Department of Genetics, Albert Einstein College of Medicine, New York, NY 10461, USA; Center for Single-Cell Omics, School of Public Health, Shanghai Jiao Tong University School of Medicine, Shanghai 200025, China.
Department of Genetics, Albert Einstein College of Medicine, New York, NY 10461, USA.
Cell. 2020 Jul 9;182(1):12-23. doi: 10.1016/j.cell.2020.06.024.
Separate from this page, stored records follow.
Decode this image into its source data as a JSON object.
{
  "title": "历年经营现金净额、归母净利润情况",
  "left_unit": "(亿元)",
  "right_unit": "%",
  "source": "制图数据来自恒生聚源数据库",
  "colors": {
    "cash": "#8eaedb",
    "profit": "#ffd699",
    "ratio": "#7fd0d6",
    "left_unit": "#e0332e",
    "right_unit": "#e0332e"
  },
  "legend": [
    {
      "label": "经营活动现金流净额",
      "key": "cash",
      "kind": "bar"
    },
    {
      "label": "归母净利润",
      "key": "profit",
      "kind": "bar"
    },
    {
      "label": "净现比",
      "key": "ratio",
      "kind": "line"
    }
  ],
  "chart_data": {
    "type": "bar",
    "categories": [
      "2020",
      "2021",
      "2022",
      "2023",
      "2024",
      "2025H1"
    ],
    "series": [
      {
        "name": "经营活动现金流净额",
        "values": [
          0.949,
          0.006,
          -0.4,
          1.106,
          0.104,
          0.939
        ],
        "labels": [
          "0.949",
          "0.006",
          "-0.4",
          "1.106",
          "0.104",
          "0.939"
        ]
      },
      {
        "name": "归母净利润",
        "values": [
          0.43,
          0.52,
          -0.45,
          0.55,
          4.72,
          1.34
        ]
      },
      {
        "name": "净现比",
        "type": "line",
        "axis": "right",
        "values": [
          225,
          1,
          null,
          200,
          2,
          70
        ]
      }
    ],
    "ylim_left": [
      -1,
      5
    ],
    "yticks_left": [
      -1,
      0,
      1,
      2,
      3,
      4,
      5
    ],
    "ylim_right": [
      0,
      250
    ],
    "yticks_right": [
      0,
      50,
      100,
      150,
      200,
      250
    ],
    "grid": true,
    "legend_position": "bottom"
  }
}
Age-related accumulation of postzygotic DNA mutations results in tissue genetic heterogeneity known as somatic mosaicism. Although implicated in aging as early as the 1950s, somatic mutations in normal tissue have been difficult to study because of their low allele fractions. With the recent emergence of cost-effective high-throughput sequencing down to the single-cell level, enormous progress has been made in our capability to quantitatively analyze somatic mutations in human tissue in relation to aging and disease. Here we first review how recent technological progress has opened up this field, providing the first broad sets of quantitative information on somatic mutations in vivo necessary to gain insight into their possible causal role in human aging and disease. We then propose three major mechanisms that can lead from accumulated de novo mutations across tissues to cell functional loss and human disease.
随着近年来成本效益高的高通量测序技术的出现,单细胞水平的测序技术已达到实用水平,我们在定量分析人类组织中的体细胞突变与衰老和疾病的关系方面取得了巨大进展。在这里,我们首先回顾了最近的技术进步如何开辟了这一领域,提供了关于体内体细胞突变的第一批广泛的定量信息,这些信息对于深入了解它们在人类衰老和疾病中的可能因果作用是必要的。然后,我们提出了三个主要机制,这些机制可以从跨组织积累的新生突变导致细胞功能丧失和人类疾病。